An assembly language is a low-level programming language for computers, microprocessors, microcontrollers, and other programmable devices. It implements a symbolic representation of the machine codes and other constants needed to program a given CPU architecture. This representation is usually defined by the hardware manufacturer, and is based on mnemonics that symbolize processing steps (instructions), processor registers, memory locations, and other language features. An assembly language is thus specific to a certain physical (or virtual) computer architecture. This is in contrast to most high-level programming languages, which, ideally, are portable.

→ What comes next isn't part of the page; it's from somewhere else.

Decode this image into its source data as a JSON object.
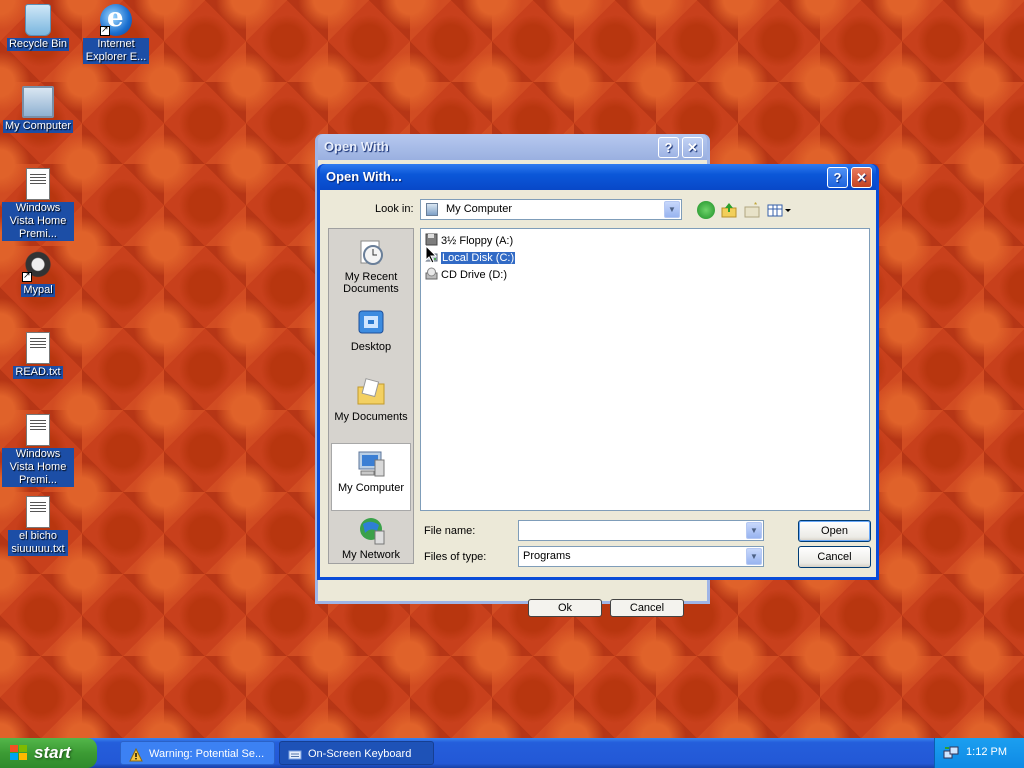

A utility program called an assembler is used to translate assembly language statements into the target computer's machine code. The assembler performs a more or less isomorphic translation (a one-to-one mapping) from mnemonic statements into machine instructions and data. This is in contrast with high-level languages, in which a single statement generally results in many machine instructions.
Many sophisticated assemblers offer additional mechanisms to facilitate program development, control the assembly process, and aid debugging. In particular, most modern assemblers include a macro facility (described below), and are called macro assemblers.

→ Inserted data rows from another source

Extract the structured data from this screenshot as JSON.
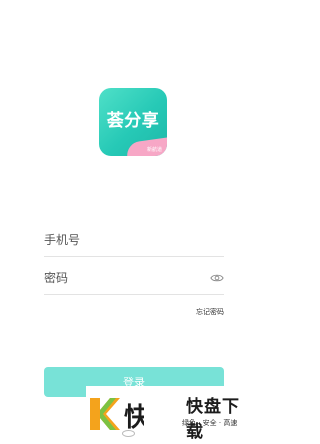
{
  "logo": {
    "name": "荟分享",
    "badge": "新航道"
  },
  "form": {
    "phone_placeholder": "手机号",
    "password_placeholder": "密码",
    "forgot_password": "忘记密码",
    "login_label": "登录"
  },
  "watermark": {
    "title": "快盘下载",
    "slogan": "绿色 · 安全 · 高速"
  },
  "colors": {
    "accent": "#26c9b6",
    "button": "#78e2d7"
  }
}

Typically a modern assembler creates object code by translating assembly instruction mnemonics into opcodes, and by resolving symbolic names for memory locations and other entities.[1] The use of symbolic references is a key feature of assemblers, saving tedious calculations and manual address updates after program modifications. Most assemblers also include macro facilities for performing textual substitution—e.g., to generate common short sequences of instructions as inline, instead of called subroutines.

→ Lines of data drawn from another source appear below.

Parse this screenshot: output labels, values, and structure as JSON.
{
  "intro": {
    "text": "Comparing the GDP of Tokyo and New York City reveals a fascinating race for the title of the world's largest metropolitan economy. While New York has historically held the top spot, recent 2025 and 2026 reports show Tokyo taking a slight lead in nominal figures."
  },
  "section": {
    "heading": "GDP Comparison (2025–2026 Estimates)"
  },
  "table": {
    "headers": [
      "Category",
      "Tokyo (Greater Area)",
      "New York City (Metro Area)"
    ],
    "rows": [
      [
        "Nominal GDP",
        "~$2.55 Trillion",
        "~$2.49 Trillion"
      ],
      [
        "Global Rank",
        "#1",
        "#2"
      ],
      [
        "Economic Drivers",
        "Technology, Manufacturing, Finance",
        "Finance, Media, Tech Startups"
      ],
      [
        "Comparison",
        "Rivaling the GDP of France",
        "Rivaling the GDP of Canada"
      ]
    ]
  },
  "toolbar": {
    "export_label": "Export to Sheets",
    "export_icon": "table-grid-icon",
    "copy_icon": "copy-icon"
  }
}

Assemblers are generally simpler to write than compilers for high-level languages,[citation needed] and have been available since the 1950s. Modern assemblers, especially for RISC architectures, such as SPARC or POWER, as well as x86 and x86-64, optimize Instruction scheduling to exploit the CPU pipeline efficiently.[citation needed]
Number of passes
There are two types of assemblers based on how many passes through the source are needed to produce the executable program.
One-pass assemblers go through the source code once. Any symbol used before it is defined will require "errata" at the end of the object code (or, at least, no earlier than the point where the symbol is defined) telling the linker or the loader to "go back" and overwrite a placeholder which had been left where the as yet undefined symbol was used.
Two-pass assemblers create a table with all symbols and their values in the first pass, then use the table in a second pass to generate code.
In both cases, the assembler must be able to determine the size of each instruction on the first or only pass in order to calculate the addresses of symbols. This means that if the size of an operation referring to an operand defined later depends on the type or distance of the operand, the assembler will make a pessimistic estimate when first encountering the operation, and if necessary pad it with one or more "no-operation" instructions in the second pass or the errata.
The original reason for the use of one-pass assemblers was speed of assembly; however, modern computers perform two-pass assembly without unacceptable delay. The advantage of the two-pass assembler is that the absence of a need for errata makes the linker (or the loader if the assembler directly produces executable code) simpler and faster.[2]
High-level assemblers
More sophisticated high-level assemblers provide language abstractions such as:
Advanced control structures
High-level procedure/function declarations and invocations
High-level abstract data types, including structures/records, unions, classes, and sets
Sophisticated macro processing (although available on ordinary assemblers since late 1950s for IBM 700 series and since 1960's for IBM/360, amongst other machines)
An assembler is a program that takes basic computer instructions and converts them into a pattern of bits that the computer's processor can use to perform its basic operations. Some people call these instructions assembler language and others use the term assembly language.